I should have mentioned a more fundamental political issue: the importance of Social Security to seniors.
In a post today on the close divisions between the two candidates in the latest Newsweek poll, the Washington Post’s Chris Cillizza called attention to the vast “age gap” between supporters of Obama and McCain:
Another interesting finding from the Newsweek poll is that there seems to be a massive age gap forming around the choice between Obama and McCain. Among voters aged 18 to 39, Obama led McCain 56 percent to 33 percent; voters 40-59 were essentially a wash (44 percent McCain/41 percent Obama) while those 60 years of age or older went for McCain by a 48 percent to 37 percent margin.

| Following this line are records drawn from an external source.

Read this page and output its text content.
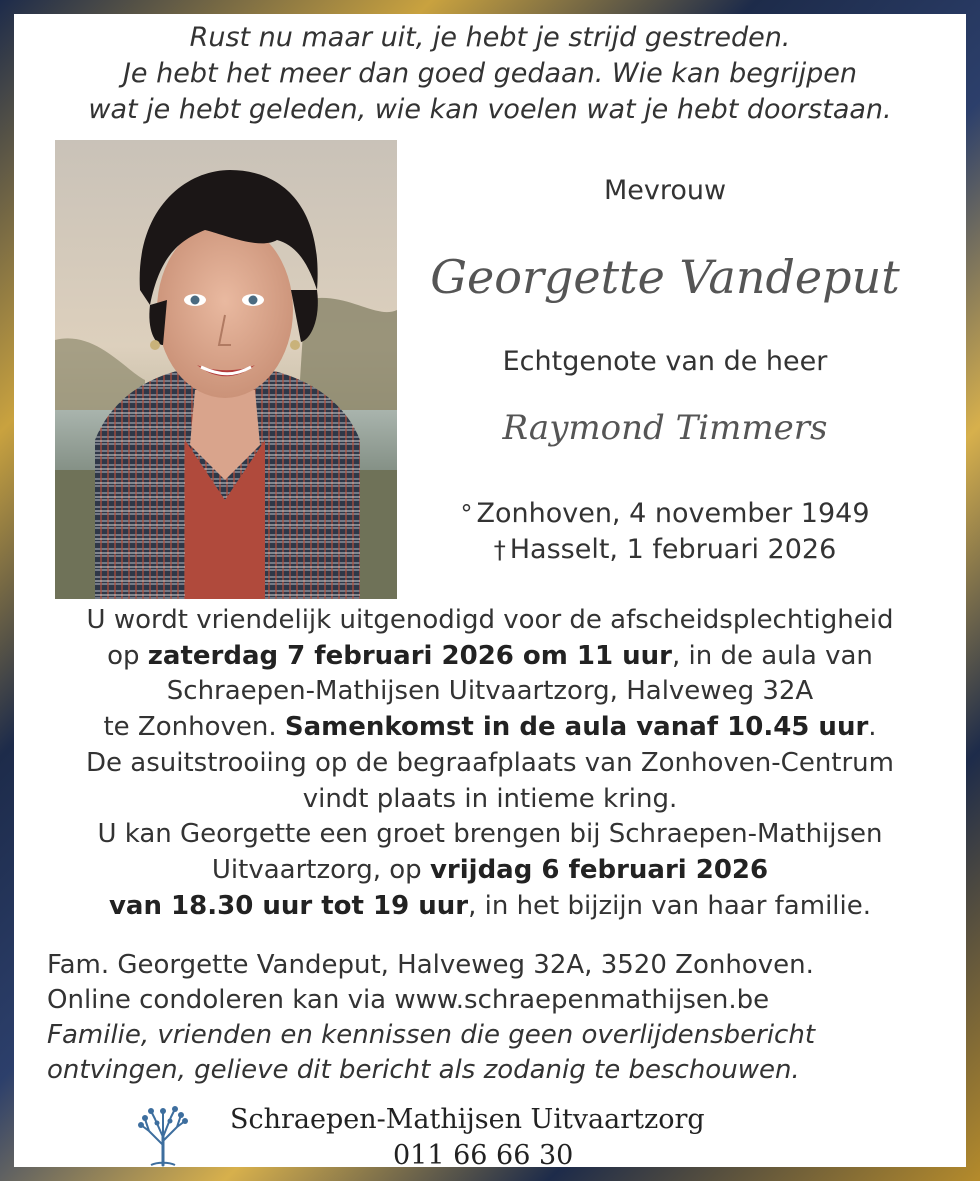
Rust nu maar uit, je hebt je strijd gestreden.
Je hebt het meer dan goed gedaan. Wie kan begrijpen
wat je hebt geleden, wie kan voelen wat je hebt doorstaan.
Mevrouw
Georgette Vandeput
Echtgenote van de heer
Raymond Timmers
° Zonhoven, 4 november 1949
† Hasselt, 1 februari 2026
U wordt vriendelijk uitgenodigd voor de afscheidsplechtigheid
op zaterdag 7 februari 2026 om 11 uur, in de aula van
Schraepen-Mathijsen Uitvaartzorg, Halveweg 32A
te Zonhoven. Samenkomst in de aula vanaf 10.45 uur.
De asuitstrooiing op de begraafplaats van Zonhoven-Centrum
vindt plaats in intieme kring.
U kan Georgette een groet brengen bij Schraepen-Mathijsen
Uitvaartzorg, op vrijdag 6 februari 2026
van 18.30 uur tot 19 uur, in het bijzijn van haar familie.
Fam. Georgette Vandeput, Halveweg 32A, 3520 Zonhoven.
Online condoleren kan via www.schraepenmathijsen.be
Familie, vrienden en kennissen die geen overlijdensbericht
ontvingen, gelieve dit bericht als zodanig te beschouwen.
Schraepen-Mathijsen Uitvaartzorg
011 66 66 30
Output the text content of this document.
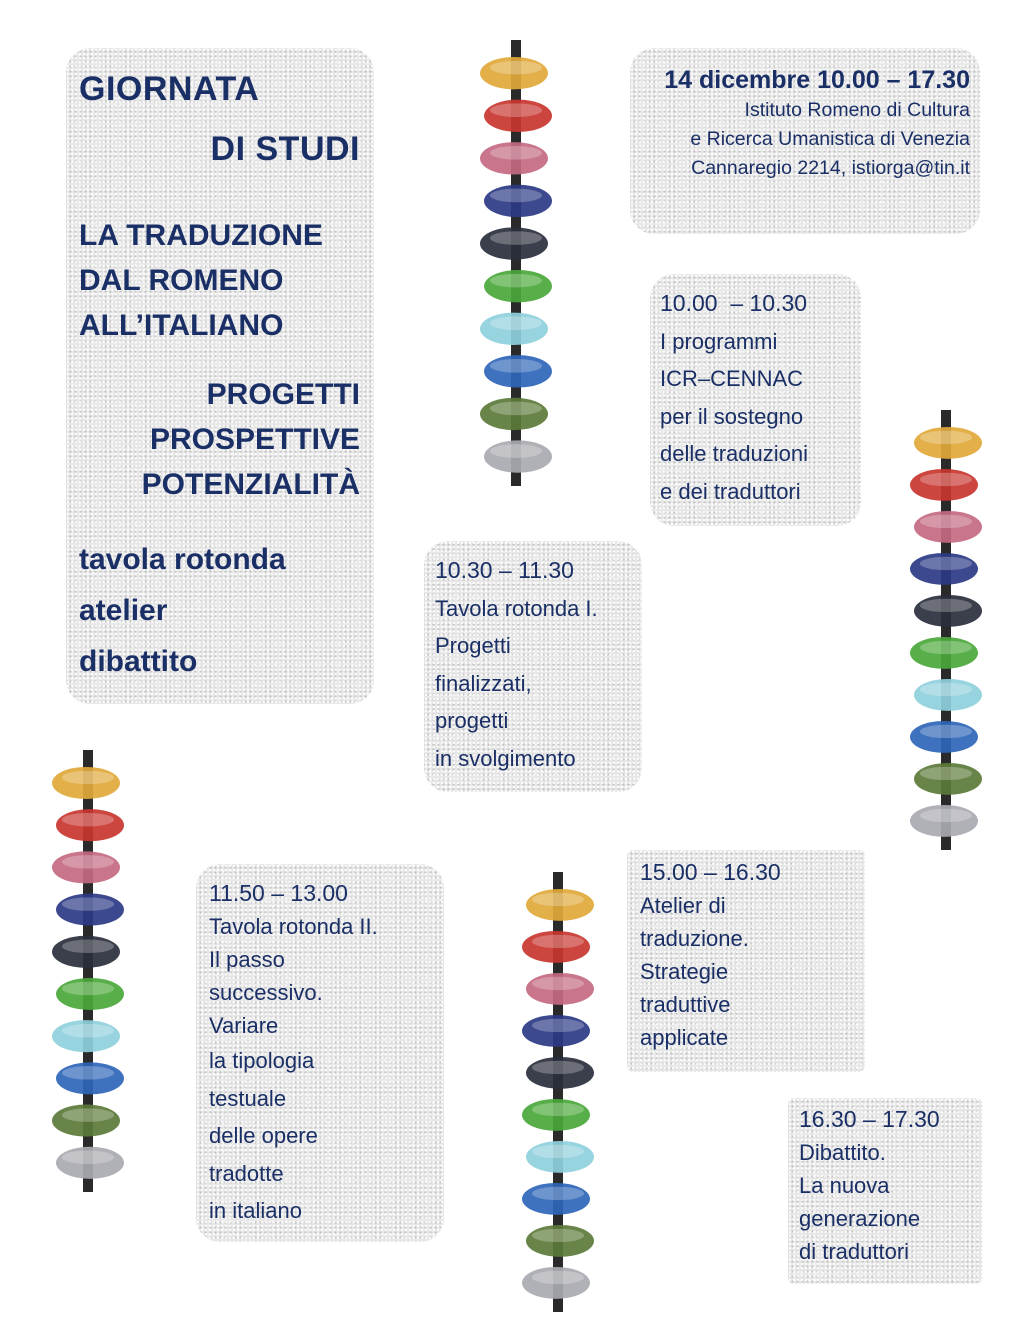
GIORNATA
DI STUDI
LA TRADUZIONE
DAL ROMENO
ALL’ITALIANO
PROGETTI
PROSPETTIVE
POTENZIALITÀ
tavola rotonda
atelier
dibattito
14 dicembre 10.00 – 17.30
Istituto Romeno di Cultura
e Ricerca Umanistica di Venezia
Cannaregio 2214, istiorga@tin.it
10.00  – 10.30
I programmi
ICR–CENNAC
per il sostegno
delle traduzioni
e dei traduttori
10.30 – 11.30
Tavola rotonda I.
Progetti
finalizzati,
progetti
in svolgimento
11.50 – 13.00
Tavola rotonda II.
Il passo
successivo.
Variare
la tipologia
testuale
delle opere
tradotte
in italiano
15.00 – 16.30
Atelier di
traduzione.
Strategie
traduttive
applicate
16.30 – 17.30
Dibattito.
La nuova
generazione
di traduttori
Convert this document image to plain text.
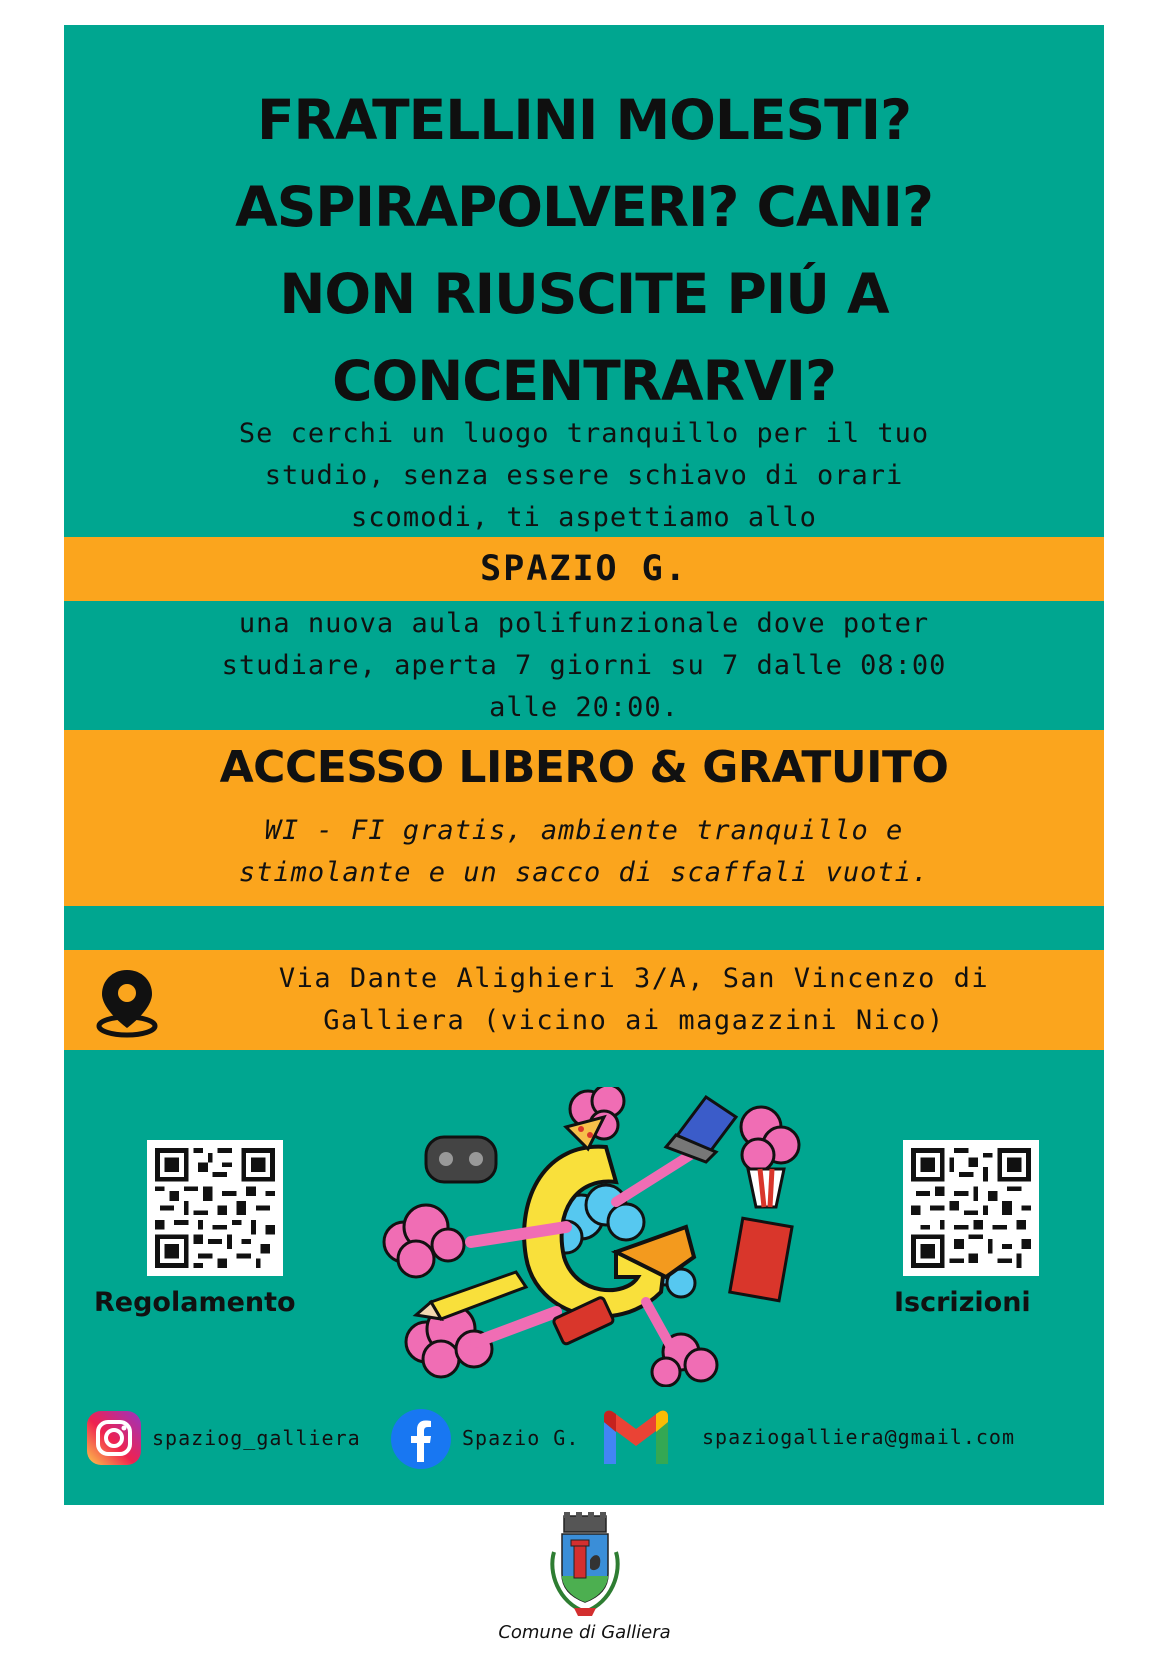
FRATELLINI MOLESTI?
ASPIRAPOLVERI? CANI?
NON RIUSCITE PIÚ A
CONCENTRARVI?
Se cerchi un luogo tranquillo per il tuo
studio, senza essere schiavo di orari
scomodi, ti aspettiamo allo
SPAZIO G.
una nuova aula polifunzionale dove poter
studiare, aperta 7 giorni su 7 dalle 08:00
alle 20:00.
ACCESSO LIBERO & GRATUITO
WI - FI gratis, ambiente tranquillo e
stimolante e un sacco di scaffali vuoti.
Via Dante Alighieri 3/A, San Vincenzo di
Galliera (vicino ai magazzini Nico)
Regolamento	Iscrizioni
spaziog_galliera	Spazio G.	spaziogalliera@gmail.com
Comune di Galliera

McCain’s appeal to seniors is in no small part because he’s a familiar figure who has long been perceived by many older voters as trustworthy. If Democrats can spend some time showing seniors that McCain is a weasly flip-flopper on Social Security who would love to gut the program while accelerating tax cuts for wealthy Americans and corporations, those perceptions could significantly change. Watch for it in future polls.